Die Deutschen: Das sind Bösewichter, wie sie im Buche stehen. Grobe, dicke, feiste Kerle, laute Sadisten; ein tschechischer Bierbrauer ist Spitzel für die Nazis bei den Widerständlern, ein reicher Typ, der für Profit alles macht. Und wir haben Reinhold Schünzel. Der ist großartig, eine ganz eigene Comedyperformance in seiner Rolle als Gestapoinspektor: Er lässt alle Gesichtsmuskeln spielen, seine Stimme kippt immer wieder gekonnt ins Kieksige, auf ironische Weise spielt er den Freundlichen im Bewusstsein von Macht und Drohpotential. Wie laut er seine Finger knacksen lassen kann! Und wie er gähnt und sich streckt und dabei einen beiläufigen Hitlergruß hinkriegt!

Einige großartige Szenen enthält der Film; wie sich Täter und Mascha unterhalten in einer von der Gestapo abgehörten Wohnung, mit harmlosem Dialog an der Oberfläche, mit kleinen Reizwörtern drin, die die Gestapoleute mit wahnsinniger Spannung reagieren lassen; was wirklich gesagt werden will, wird auf Papier geschrieben… Oder wie die Widerständler den Spitzel überführen, von dem sie nur wissen, dass er deutsch kann: Da erzählt einer einen Hitlerwitz auf deutsch, und wer lacht, hat verloren…
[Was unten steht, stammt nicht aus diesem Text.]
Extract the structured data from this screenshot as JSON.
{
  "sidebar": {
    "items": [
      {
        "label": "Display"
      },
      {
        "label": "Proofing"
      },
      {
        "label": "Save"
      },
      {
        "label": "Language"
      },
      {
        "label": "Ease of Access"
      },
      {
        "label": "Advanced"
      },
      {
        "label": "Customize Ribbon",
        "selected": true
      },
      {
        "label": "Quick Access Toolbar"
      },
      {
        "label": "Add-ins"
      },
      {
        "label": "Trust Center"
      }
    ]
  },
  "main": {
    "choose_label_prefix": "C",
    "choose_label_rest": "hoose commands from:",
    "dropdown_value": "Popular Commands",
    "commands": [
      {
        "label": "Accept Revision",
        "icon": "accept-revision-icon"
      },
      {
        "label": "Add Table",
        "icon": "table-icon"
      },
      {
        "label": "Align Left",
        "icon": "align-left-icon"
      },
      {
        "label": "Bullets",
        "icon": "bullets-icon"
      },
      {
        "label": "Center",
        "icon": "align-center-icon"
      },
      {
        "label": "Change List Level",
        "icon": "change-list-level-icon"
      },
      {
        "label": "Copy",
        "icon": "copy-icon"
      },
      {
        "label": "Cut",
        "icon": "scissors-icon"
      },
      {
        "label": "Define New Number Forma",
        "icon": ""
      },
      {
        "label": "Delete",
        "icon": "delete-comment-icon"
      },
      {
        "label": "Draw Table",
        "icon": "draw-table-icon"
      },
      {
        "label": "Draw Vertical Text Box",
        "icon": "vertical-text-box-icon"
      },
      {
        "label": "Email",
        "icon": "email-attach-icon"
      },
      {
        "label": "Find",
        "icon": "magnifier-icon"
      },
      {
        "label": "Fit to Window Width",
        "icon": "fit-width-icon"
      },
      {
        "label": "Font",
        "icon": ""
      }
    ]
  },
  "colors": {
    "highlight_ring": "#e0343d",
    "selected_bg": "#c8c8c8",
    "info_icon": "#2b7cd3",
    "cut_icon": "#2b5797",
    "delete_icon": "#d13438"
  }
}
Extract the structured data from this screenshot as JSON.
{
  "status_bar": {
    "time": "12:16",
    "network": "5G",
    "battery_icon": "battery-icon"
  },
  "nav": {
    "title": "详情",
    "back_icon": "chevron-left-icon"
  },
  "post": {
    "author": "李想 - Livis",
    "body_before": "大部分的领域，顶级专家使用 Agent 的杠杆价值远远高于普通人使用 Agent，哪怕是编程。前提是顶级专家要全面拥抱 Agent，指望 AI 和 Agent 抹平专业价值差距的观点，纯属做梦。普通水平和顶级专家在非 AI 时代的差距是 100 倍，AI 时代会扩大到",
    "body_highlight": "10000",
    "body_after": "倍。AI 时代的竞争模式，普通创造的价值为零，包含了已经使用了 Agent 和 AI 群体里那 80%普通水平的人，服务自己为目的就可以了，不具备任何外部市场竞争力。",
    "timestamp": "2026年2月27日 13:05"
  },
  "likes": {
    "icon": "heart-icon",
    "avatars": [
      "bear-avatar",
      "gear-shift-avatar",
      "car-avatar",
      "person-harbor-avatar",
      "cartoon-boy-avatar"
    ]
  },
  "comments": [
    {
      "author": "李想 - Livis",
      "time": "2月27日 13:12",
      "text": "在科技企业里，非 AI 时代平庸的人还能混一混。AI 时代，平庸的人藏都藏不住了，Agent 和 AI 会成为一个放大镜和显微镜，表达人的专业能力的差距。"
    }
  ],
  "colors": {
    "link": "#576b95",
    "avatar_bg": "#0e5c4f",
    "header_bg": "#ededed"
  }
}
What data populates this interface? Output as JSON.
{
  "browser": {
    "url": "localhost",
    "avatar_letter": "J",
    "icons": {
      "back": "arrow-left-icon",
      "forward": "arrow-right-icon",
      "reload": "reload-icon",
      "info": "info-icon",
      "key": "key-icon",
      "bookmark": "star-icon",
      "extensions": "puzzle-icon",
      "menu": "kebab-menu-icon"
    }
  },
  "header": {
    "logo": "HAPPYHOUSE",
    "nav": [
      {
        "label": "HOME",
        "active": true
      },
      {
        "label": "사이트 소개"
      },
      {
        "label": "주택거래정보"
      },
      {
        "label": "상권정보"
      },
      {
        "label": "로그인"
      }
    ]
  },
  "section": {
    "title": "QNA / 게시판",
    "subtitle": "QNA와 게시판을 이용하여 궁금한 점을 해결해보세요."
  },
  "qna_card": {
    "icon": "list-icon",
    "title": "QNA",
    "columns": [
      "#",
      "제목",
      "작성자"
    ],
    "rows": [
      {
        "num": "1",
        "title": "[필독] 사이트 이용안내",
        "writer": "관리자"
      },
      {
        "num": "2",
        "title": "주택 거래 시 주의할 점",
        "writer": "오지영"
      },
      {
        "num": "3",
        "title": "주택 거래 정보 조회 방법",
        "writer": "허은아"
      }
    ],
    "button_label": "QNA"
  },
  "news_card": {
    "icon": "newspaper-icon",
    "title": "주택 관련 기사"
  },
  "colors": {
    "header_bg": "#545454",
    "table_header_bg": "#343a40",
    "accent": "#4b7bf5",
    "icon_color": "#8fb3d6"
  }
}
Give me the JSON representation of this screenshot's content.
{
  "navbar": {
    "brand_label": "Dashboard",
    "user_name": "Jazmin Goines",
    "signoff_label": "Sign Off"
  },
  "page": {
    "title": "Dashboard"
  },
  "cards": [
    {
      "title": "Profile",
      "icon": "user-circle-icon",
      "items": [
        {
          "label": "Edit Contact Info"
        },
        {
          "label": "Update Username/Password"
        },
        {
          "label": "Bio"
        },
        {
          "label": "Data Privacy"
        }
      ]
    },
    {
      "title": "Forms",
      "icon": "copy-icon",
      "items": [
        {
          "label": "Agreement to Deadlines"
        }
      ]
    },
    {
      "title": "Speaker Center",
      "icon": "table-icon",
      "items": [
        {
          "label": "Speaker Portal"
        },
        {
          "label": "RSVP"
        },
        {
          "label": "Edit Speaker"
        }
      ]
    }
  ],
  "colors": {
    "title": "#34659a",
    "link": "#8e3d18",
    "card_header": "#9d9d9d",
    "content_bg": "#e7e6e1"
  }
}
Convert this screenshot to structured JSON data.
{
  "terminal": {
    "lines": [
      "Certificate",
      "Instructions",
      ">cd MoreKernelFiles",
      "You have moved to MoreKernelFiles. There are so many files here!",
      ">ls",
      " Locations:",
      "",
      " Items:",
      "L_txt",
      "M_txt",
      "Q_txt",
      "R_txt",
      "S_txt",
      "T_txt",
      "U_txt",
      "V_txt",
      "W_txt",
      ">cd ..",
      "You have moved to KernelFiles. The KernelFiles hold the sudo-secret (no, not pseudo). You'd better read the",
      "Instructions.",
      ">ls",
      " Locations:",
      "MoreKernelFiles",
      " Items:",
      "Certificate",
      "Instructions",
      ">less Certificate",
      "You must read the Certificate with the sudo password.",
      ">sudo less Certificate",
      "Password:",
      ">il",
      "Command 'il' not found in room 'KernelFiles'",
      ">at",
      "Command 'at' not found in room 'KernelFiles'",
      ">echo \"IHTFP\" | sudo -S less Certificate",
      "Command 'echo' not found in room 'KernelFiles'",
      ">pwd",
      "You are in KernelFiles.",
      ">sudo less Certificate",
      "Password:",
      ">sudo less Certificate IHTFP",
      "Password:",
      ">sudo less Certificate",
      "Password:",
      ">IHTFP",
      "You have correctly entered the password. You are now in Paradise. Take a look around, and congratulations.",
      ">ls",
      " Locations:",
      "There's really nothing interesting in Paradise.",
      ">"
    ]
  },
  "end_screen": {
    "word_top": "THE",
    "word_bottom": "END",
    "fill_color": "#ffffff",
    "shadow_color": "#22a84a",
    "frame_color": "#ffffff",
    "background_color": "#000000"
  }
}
“Hangman Also Die” war ein wahnsinnig schneller Film, ein Jahr nach dem Attentat kam er raus, quasi fast als aktuelle Berichterstattung per Kinofiktion aus dem fernen Prag. Aber natürlich ist alles Fantasie, Tat, Täter und Ermittlungen sind erfunden. Im letzten Drittel kommen wir zu einem schönen Traum von Rache an den Verhältnissen: Die Untergründler, fast schon geschlagen durch den Verrat des Bierbrauers, eine Charade aufführen, um einerseits die Unschuld des wahren Täters herauszustellen, andererseits den Verräter als Attentäter hinzustellen… Ganz Prag macht mit, eine ganze Riege von Zeugen wird aufgeboten, Beweise werden geschickt platziert, bis feststeht, wer auf der Flucht erschossen werden muss.
Während die Geiseln in den Gefangenenbaracken weiter zweistündlich erschossen werden, und sich Mut und Opferbereitschaft mit einem selbstgedichteten, patriotischen Lied ansingen, einer Hymne für Zusammenhalt und wider den Terror. Genau das ist der Tenor des Films im Gesamten.